Young writers should engage their elders Musaemura Zimunya

Beaven Tapureta Bookshelf
Sometime last year, one of the most cited and celebrated Zimbabwean writers, Professor Musaemura Zimunya shared in a writers’ WhatsApp group a photo of himself enjoying fishing in a river somewhere in his countryside. Bookshelf, like other writers in the group, fell in love with the photo.

Prof Zimunya, by sharing this moment in his old age, somehow showed he is a friend of the fish and now exploring a different world away from the hullabaloo of the city, almost like Ernest Hemmingway’s the old man in “The Old Man and The Sea” (1952).

A great fisherman, Prof Zimunya currently holds a post-retirement job at a local university but goes out fishing for days with friends in Kariba.

Bookshelf really had wanted to hear more from Prof Zimunya about his hobbies or if he has any work in progress and much more, now that he is old.
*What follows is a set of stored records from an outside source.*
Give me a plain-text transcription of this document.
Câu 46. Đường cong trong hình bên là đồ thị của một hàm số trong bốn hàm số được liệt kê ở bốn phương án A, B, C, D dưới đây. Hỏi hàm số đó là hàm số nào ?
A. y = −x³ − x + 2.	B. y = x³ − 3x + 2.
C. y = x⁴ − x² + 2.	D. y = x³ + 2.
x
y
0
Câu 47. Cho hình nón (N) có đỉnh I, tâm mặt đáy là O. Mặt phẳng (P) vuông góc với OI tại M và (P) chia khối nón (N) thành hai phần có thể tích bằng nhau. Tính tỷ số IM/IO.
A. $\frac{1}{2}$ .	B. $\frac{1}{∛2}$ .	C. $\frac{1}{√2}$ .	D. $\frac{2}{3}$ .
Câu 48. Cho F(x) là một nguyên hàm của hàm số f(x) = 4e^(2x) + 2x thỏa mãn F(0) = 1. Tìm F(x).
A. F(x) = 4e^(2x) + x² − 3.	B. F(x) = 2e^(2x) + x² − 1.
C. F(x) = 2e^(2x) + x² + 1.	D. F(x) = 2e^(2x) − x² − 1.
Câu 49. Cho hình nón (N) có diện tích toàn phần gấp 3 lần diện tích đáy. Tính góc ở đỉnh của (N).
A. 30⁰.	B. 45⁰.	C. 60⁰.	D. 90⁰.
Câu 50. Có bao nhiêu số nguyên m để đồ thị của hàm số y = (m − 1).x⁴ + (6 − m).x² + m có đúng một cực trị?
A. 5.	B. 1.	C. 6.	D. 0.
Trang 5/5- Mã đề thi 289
Only that the communication was disrupted by forces beyond control.

Writers in their old age take to different sports or hobbies but interesting it would be to hear them talk about their memories, experiences and more importantly about what they are doing in their old age now. It is deeply inspirational to “sit around a fire” and hear Prof Zimunya describe for the young writers, for instance, a fight involving him and one of his brothers or sisters in their childhood! Or hear his laughter echoing loud as he talks about one of his ‘rebel’ grandchild! Simple things like these leave interesting and unusual writerly inspiration.

Prof Zimunya has always been credited for mentoring writers in their early stages of developing like Albert Nyathi who is now a celebrated poet, Robert Muponde, and former education minister Lazarus Dokora.

In fact, soon after independence, with M Kadhani, he assisted in identifying new writing talent and co-edited the 1981 poetry anthology “And Now The Poets Speak” (Mambo Press) which was inspired by the armed struggle for Zimbabwe. How are the young writers of today making use of seasoned writers like Prof Zimunya?

When Chenjerai Hove died in July 2015, one of the worries were that Zimbabwe was and is gradually losing the literary elite which emerged in the turbulent times of the struggle for independence to trail-blaze a new writing consciousness which today has grown unmistakably broader.

At the funeral parlour in Harare where Hove’s friends and relatives had gathered to pay their last respects, Professor Musaemura Bonas Zimunya, who belongs to this group, told Bookshelf then, that, “Nhamo inemi vanyori vechidiki (the challenge is with you budding writers) when the elders depart”.

Prof Zimunya, who had a successful career in the academia and literary field, is part of this generation which he was referring to.

His words echo today. Put simply, the 69-year-old academic, poet and essayist, invoked the question Bookshelf had been constantly asking: is the country or are young writers making enough use of our living gallant writers?

When the elders depart we lose so much if we do not make use of their rich fund of knowledge and experience in the literary sector. The elderly writers such as Dr TK Tsodzo and others are retreating to their rural homes or to ‘somewhere in this country’ or world, and retiring into silence only to become visible at annual writers’ gatherings like the ZIBF and writers’ workshops.

Yet, not so much “use” has been made of them. Not a single writing competition is named after one of them. Not a school. Not a building. What’s more, imagine walking down a street named after Prof Zimunya or Dr TK Tsodzo while they are still alive!